E’ normale che in questa situazione, e con i precedenti anche lontani che abbiamo cercato di descrivere, il governo, prima di procedere con finanziamenti, voglia chiarirsi meglio le idee. C’è però il problema delle maestranze e della nicchia di know-how che Piaggio Aerospace rappresenta per l’Italia. Non azzardiamo proposte, che non ci competono, ma solo un’idea molto libera. Leonardo (ex Finmeccanica), come sta facendo con Vitrociset, acquisterebbe Piaggio, senza iniziali spacchettamenti. Con la sua capacità di inserimento globale potrebbe rilanciare nel mondo (anche in Africa) il P-180, executive economico di successo, e integrare poi con quelle che già possiede le competenze acquisite da Finale Ligure nello studio dei velivolo a pilotaggio remoto. La revisione dei motori dell’MB-339 dell’A.M. è comunque destinata ad esaurirsi con la vita residua del velivolo.
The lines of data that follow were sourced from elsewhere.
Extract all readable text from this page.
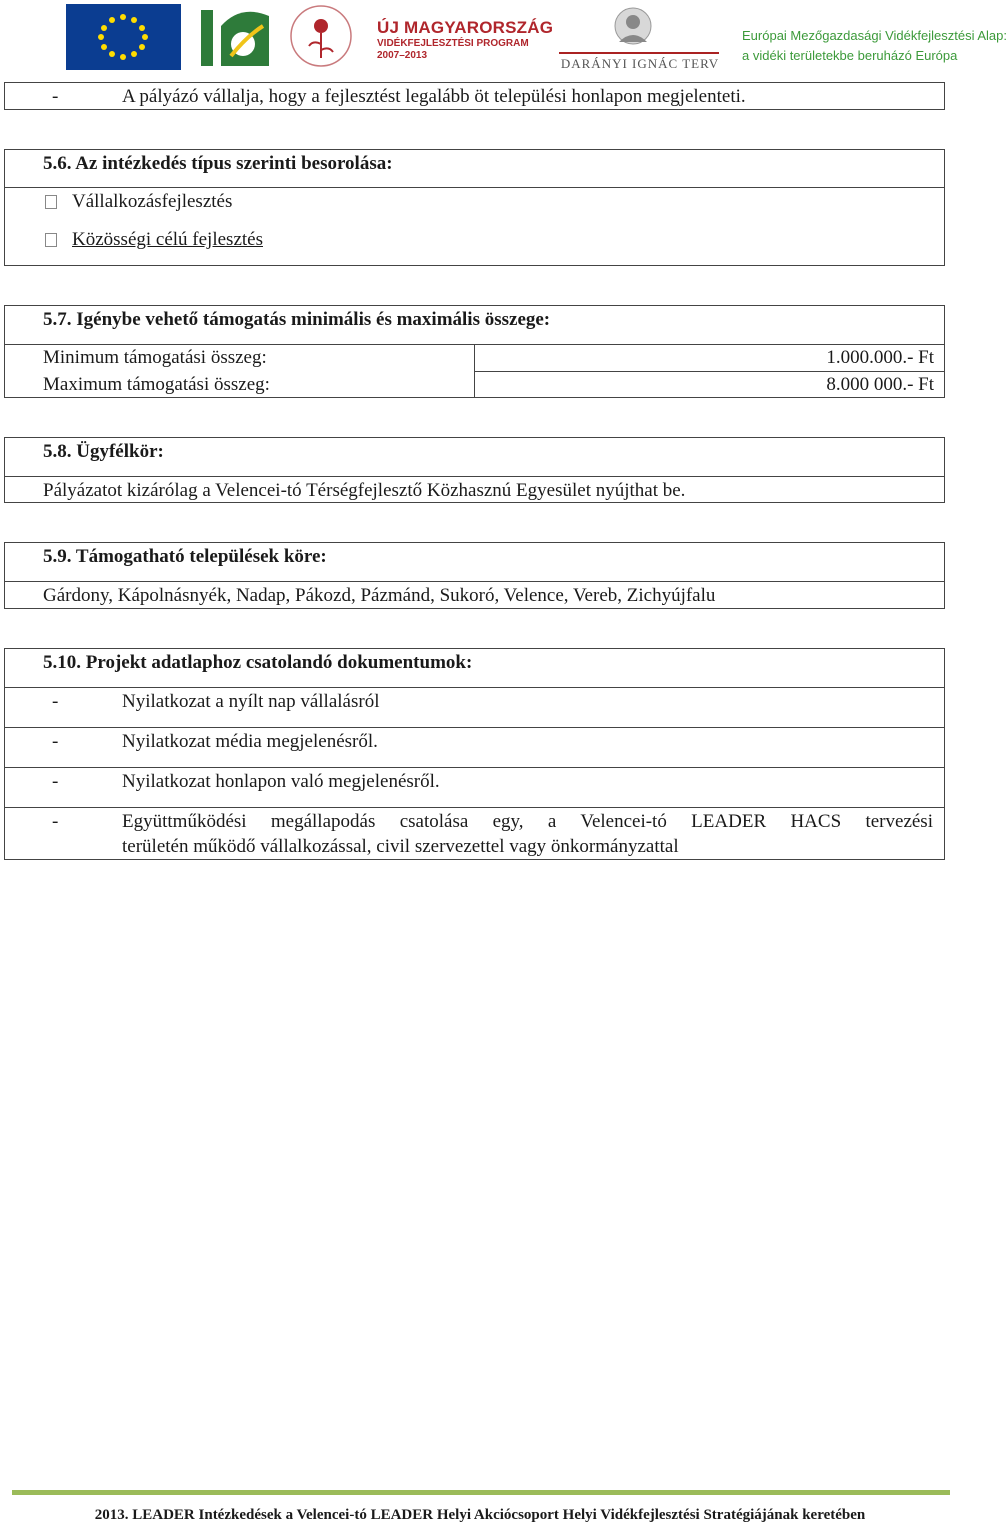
ÚJ MAGYARORSZÁG
VIDÉKFEJLESZTÉSI PROGRAM
2007–2013
DARÁNYI IGNÁC TERV
Európai Mezőgazdasági Vidékfejlesztési Alap:
a vidéki területekbe beruházó Európa
-	A pályázó vállalja, hogy a fejlesztést legalább öt települési honlapon megjelenteti.
5.6. Az intézkedés típus szerinti besorolása:
Vállalkozásfejlesztés
Közösségi célú fejlesztés
5.7. Igénybe vehető támogatás minimális és maximális összege:
Minimum támogatási összeg:	1.000.000.- Ft
Maximum támogatási összeg:	8.000 000.- Ft
5.8. Ügyfélkör:
Pályázatot kizárólag a Velencei-tó Térségfejlesztő Közhasznú Egyesület nyújthat be.
5.9. Támogatható települések köre:
Gárdony, Kápolnásnyék, Nadap, Pákozd, Pázmánd, Sukoró, Velence, Vereb, Zichyújfalu
5.10. Projekt adatlaphoz csatolandó dokumentumok:
-	Nyilatkozat a nyílt nap vállalásról
-	Nyilatkozat média megjelenésről.
-	Nyilatkozat honlapon való megjelenésről.
-	Együttműködési megállapodás csatolása egy, a Velencei-tó LEADER HACS tervezési
területén működő vállalkozással, civil szervezettel vagy önkormányzattal
2013. LEADER Intézkedések a Velencei-tó LEADER Helyi Akciócsoport Helyi Vidékfejlesztési Stratégiájának keretében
I vantaggi dell’operazione sarebbero più d’uno. Leonardo crescerebbe di dimensioni e know-how, potendosi così meglio confrontare con i partner europei. Piaggio di fatto si salverebbe entrando a far parte di un futuro gruppo Leonardo, già partecipato dallo Stato, che razionalizzerebbe le principali attività aeronautiche nazionali. Il governo avrebbe l’opportunità (ampiamente giustificabile) di spostare un’aliquota di risorse di bilancio su attività produttive e di sviluppo, facendo contenta la Commissione senza perdere la faccia con gli elettori. L’eventuale ritiro dal capitale degli Eau non sarebbe più un danno grave. Unico dispiacere: il P2-HH decadrebbe come progetto nazionale, ma l’esperienza acquisita confluirebbe, attraverso Leonardo, verso l’Euromale.

La Difesa, ancora ben attrezzata con Predator e Reaper, potrà attendere senza patemi il nuovo prodotto europeo.